那也是一张面具。但这一张不是他做的,而是另一个人做的。做工比他的粗糙得多,五官模糊,连基本的轮廓都没有勾勒完整。但面具的背面刻着两个字,笔迹歪歪扭扭,像小孩子写的。
“青儿”。
霍青看着那两个字,眼神里的冰冷像被什么东西融化了一道裂缝。
那是他母亲刻的。他母亲生前是个做皮影戏的艺人,手很巧,会做各种面具和皮影。但她的字不好看,因为没念过书,只认得几个简单的字,“青儿”是她会写的仅有的几个字之一。
霍青将那张粗糙的面具贴在胸口,闭上了眼睛。
他的童年是在戏班子里度过的。母亲白天做皮影,晚上演皮影戏,他是台后那个帮母亲拉幕布的小跟班。班主对母亲不好,动辄打骂,母亲从不还手,只是低着头赔笑。有一次班主打得太重,母亲的脸被打肿了,夜里一个人在后台哭。霍青走过去,用小小的手擦掉母亲的眼泪,说:“娘,我长大了给你报仇。”
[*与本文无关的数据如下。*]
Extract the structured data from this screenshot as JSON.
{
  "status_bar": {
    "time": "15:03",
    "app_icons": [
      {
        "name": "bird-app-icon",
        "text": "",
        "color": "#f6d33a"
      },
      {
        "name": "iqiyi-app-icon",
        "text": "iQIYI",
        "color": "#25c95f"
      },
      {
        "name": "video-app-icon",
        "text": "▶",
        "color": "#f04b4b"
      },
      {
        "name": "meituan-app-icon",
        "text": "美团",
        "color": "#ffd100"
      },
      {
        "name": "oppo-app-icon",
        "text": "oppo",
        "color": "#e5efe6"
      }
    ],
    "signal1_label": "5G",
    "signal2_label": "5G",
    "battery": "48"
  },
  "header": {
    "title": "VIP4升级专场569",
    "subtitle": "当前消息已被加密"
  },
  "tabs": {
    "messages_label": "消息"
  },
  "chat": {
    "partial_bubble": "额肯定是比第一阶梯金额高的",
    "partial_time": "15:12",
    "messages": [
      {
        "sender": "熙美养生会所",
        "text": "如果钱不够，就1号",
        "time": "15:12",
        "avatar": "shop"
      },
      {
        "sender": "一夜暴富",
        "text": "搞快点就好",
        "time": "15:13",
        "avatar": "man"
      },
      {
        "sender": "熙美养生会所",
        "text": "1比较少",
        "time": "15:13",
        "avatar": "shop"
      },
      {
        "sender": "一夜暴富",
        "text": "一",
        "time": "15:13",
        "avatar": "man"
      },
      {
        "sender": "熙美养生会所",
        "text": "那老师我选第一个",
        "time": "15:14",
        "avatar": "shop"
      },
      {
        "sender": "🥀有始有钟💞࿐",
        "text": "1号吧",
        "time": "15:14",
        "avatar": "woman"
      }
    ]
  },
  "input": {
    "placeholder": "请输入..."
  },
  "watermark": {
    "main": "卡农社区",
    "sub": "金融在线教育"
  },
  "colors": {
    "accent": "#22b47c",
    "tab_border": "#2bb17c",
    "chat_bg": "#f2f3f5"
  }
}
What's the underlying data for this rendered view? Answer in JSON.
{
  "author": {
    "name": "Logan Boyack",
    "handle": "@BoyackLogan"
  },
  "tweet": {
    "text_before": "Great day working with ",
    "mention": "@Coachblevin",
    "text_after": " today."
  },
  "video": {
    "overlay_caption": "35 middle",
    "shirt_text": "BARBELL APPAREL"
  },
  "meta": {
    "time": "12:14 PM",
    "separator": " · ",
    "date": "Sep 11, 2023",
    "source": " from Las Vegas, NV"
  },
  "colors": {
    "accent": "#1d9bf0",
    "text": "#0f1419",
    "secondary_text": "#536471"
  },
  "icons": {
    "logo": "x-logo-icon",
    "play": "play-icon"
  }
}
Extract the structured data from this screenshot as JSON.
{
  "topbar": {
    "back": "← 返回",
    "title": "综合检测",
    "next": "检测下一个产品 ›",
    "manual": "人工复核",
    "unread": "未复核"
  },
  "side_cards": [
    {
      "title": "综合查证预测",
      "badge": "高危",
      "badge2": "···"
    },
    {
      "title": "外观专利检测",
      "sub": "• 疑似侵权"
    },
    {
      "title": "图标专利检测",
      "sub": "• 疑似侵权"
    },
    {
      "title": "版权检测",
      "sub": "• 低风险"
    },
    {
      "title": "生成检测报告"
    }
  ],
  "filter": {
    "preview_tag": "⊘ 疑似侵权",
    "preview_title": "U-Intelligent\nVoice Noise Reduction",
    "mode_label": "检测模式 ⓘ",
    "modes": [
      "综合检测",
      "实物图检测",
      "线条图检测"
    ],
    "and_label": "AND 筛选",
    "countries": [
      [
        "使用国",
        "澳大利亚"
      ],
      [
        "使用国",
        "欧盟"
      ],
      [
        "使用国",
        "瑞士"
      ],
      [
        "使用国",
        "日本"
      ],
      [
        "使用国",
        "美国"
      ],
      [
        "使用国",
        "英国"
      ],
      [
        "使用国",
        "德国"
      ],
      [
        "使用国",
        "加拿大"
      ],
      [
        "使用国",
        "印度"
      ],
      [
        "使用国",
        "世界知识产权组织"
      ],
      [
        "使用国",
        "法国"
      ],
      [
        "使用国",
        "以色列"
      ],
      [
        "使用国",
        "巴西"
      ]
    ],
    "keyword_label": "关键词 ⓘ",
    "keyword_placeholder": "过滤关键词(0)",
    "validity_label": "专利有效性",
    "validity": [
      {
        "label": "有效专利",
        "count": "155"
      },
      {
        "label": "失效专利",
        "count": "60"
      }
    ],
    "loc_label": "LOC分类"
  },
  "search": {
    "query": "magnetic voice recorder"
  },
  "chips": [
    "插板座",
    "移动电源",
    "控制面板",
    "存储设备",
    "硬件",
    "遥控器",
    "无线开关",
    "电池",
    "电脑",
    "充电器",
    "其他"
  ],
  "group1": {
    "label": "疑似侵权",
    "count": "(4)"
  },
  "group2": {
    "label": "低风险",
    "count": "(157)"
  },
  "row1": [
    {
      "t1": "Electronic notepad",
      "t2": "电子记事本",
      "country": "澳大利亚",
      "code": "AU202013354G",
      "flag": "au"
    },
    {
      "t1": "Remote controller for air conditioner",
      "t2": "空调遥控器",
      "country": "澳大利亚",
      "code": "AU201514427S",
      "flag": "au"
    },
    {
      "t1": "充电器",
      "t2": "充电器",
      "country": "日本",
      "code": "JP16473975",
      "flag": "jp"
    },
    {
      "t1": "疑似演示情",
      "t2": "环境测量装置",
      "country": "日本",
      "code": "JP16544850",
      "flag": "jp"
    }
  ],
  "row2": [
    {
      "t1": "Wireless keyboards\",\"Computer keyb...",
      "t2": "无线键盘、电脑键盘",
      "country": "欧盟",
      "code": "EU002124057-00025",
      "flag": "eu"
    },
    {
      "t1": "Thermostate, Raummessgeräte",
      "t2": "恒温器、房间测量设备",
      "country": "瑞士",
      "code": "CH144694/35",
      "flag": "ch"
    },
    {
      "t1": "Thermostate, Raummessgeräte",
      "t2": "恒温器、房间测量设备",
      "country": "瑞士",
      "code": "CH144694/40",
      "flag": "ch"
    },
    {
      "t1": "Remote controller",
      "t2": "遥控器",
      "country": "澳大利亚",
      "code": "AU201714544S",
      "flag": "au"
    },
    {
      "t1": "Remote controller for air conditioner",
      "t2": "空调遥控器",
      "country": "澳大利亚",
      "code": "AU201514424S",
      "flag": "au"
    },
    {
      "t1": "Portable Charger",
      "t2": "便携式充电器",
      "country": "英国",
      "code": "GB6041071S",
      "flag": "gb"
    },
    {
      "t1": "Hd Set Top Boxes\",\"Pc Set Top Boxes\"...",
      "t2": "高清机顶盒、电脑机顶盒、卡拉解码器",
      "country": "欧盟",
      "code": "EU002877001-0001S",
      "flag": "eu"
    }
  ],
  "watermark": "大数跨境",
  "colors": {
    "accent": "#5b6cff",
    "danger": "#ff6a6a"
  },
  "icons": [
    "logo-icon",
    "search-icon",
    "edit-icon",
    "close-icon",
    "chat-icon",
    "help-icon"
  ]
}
母亲抱住他,哭着说:“不要报仇,你要走,走得远远的,离开这个行当,不要再回来了。”
后来母亲死了,死于一场久治不愈的风寒。班主没有给她请大夫,说她“命贱,不值得花钱”。霍青那时候十三岁,还打不过班主。他跪在母亲坟前磕了三个头,然后离开了戏班子,再也没有回去。
十年后,他学成了一身本事,回去找那个班主。班主已经死了,酗酒死在阴沟里,尸体被野狗啃得面目全非。霍青在阴沟边站了很久,最后转身离开。
他没有报仇,因为仇人已经死了。但他也没有放下,因为仇恨已经长成了骨头,剜不掉,也磨不平。